Federally appointed Independent Special Interlocutor Kimberly Murray presents “Sites of Truth, Sites of Conscience,” her July 2024 report on unmarked burials and mass graves of missing and disappeared Indigenous children in Canada, to Queen’s University community members in Grant Hall on Sept. 26.
Federally appointed Independent Special Interlocutor Kimberly Murray presents “Sites of Truth, Sites of Conscience,” her July 2024 report on unmarked burials and mass graves of missing and disappeared Indigenous children in Canada, to Queen’s University community members in Grant Hall on Sept. 26. (Photos by Garrett Elliott)

In recognition of the National Day for Truth and Reconciliation, Queen’s Law hosted a talk by incoming faculty member Kimberly Murray, the federally appointed Independent Special Interlocutor for Missing Children and Unmarked Graves and Burial Sites. Murray discussed her July 2024 report, Sites of Truth, Sites of Conscience, with Queen’s students, faculty, staff, and alumni in Grant Hall and online on September 26.

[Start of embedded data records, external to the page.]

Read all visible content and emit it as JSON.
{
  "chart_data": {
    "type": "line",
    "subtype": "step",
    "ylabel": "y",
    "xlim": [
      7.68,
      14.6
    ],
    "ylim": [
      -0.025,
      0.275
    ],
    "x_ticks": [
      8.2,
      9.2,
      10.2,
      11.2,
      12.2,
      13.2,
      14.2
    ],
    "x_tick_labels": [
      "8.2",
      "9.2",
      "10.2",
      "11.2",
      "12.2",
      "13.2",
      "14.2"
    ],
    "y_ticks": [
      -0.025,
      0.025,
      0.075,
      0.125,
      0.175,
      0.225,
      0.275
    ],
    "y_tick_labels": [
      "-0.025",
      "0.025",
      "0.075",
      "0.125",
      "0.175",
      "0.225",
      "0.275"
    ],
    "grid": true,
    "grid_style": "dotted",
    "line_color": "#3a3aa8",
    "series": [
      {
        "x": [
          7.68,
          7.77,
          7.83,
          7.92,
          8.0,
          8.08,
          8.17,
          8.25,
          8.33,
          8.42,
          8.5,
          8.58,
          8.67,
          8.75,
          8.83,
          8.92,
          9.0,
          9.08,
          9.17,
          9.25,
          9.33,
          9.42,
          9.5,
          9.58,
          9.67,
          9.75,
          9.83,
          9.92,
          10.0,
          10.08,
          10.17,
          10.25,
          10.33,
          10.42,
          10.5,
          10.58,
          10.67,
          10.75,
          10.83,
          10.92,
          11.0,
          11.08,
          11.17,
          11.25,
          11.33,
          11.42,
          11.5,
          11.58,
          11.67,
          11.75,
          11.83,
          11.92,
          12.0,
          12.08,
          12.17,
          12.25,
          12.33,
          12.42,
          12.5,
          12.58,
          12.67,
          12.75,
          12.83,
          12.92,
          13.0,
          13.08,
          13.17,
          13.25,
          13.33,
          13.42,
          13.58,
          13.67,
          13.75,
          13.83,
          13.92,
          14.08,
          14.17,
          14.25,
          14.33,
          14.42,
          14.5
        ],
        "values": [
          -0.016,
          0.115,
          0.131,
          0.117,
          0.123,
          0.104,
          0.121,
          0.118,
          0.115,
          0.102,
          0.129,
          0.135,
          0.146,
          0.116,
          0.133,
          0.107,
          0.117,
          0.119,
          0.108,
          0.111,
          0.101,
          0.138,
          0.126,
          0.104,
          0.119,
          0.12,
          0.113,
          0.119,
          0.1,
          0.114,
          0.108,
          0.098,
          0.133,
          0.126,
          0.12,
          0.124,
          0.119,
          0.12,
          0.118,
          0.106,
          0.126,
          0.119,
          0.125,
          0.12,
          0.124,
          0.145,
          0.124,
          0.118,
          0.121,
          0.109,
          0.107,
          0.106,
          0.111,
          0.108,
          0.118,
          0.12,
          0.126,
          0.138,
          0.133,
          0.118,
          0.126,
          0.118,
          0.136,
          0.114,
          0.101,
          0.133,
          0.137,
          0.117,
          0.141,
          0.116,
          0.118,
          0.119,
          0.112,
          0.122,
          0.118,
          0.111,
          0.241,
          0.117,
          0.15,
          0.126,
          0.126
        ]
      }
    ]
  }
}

In opening remarks, Dean Colleen M. Flood said, “Kimberly Murray has been committed to supporting the work of Survivors and Indigenous communities to protect, locate, identify, repatriate, and commemorate the children who died while forced to attend residential schools.” Flood called the report a “groundbreaking document,” noting it was an extension of Murray’s work for the Truth and Reconciliation Commission with former Queen’s Chancellor Murray Sinclair, who chaired the commission.

Chancellor Shelagh Rogers, an honorary witness to the TRC, introduced Murray, saying, “Her work provides scaffolding for truth, healing, and reconciliation, and for making good the conscience of this country.”

To provide the audience with an understanding of what the report is about, Murray read a paragraph from its introduction: “The buildings, burial grounds, and cemeteries on the sites of former Indian Residential Schools are etched deeply in Survivors’ memories. Once places of silence and suffering, they are now sites of truth. Once places of brutal violence and genocide, they are now sites of conscience. Survivors can never forget the memories of trauma and death held in these sites; now Canada and all Canadians must do likewise. A site of conscience holds truths about the past and memories of injustice that must be exposed, acknowledged, remembered, shared, and learned from so this will never happen again.”

Professor Lindsay Borrows closed the talk by thanking Murray and inviting attendees to a reception catered by Lily Dolls Farm from Tyendinaga Mohawk Territory.

Listen to a podcast of Kimberly Murray talk on QLAW-POD.

Sites of Truth, Sites of Conscience is available on the Office of the Special Interlocutor’s website.

On October 29, Murray will release her final report, which will recommend a new legal framework to identify, protect, and commemorate the children and their burial sites. In January 2025, she joins the Faculty of Law as Queen’s National Scholar in Indigenous Legal Studies.